Take for example what many consider Lincoln’s earliest known piece of writing, a schoolbook inscription: “Abraham Lincoln / his hand and pen / he will be good but / god knows When.” Gopnik comments: “Those words are, the scholars tell us, probably not original, one of those bits of schoolboy doggerel that nobody teaches and everyone learns (although no one has found any just like it, and Lincoln, young and old, loved to write rhymes, verse -- so maybe the joke was his own)” (30). The scholars do the research; Gopnik summarizes what they say and then adds his personal opinion. Assuming he cannot find any new information himself, he does not even try. Assuming his personal insight can contribute something worthwhile to the historical discourse, he conjectures that Lincoln’s poem may be original. He’s wrong. Lincoln’s schoolbook inscription is a good example of a traditional flyleaf rhyme; numerous instances of this rhyme survive. Irish novelist Lady Morgan once inscribed a book: “Sydney Morgan, her hand and pen -- She will be good, but God knows when.”

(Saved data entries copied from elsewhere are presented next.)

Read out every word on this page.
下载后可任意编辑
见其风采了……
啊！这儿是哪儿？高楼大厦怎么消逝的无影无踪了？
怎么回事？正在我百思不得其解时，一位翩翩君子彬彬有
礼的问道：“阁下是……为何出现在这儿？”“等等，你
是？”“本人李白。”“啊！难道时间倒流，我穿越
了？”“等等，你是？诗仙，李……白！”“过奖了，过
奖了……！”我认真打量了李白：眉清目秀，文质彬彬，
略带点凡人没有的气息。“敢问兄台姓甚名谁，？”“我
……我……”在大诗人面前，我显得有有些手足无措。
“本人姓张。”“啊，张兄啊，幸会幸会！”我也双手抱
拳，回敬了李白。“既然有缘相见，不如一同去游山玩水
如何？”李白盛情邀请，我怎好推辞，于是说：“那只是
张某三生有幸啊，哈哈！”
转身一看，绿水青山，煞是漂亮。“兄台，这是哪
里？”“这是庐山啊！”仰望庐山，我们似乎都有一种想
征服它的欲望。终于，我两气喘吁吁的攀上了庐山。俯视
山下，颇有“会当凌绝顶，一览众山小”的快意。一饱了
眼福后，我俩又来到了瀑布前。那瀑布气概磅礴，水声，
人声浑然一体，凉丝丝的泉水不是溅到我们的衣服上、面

It is high time to challenge Gopnik’s so-called “division of labor,” to break down the traditional barriers that separate scholar and popularizer. Scholars should tone down their critical jargon and clean up their prose to make their writing more accessible to general readers. And popularizers like Gopnik should not assume that they cannot find any new information -- because they can. All they have to do is look. If Gopnik had given us some new information instead of falling back on “what the scholars tell us,” his clumsy metaphors may have been easier to take and his personal insights could have been more informed. As it stands, Angels and Ages contains little to recommend it.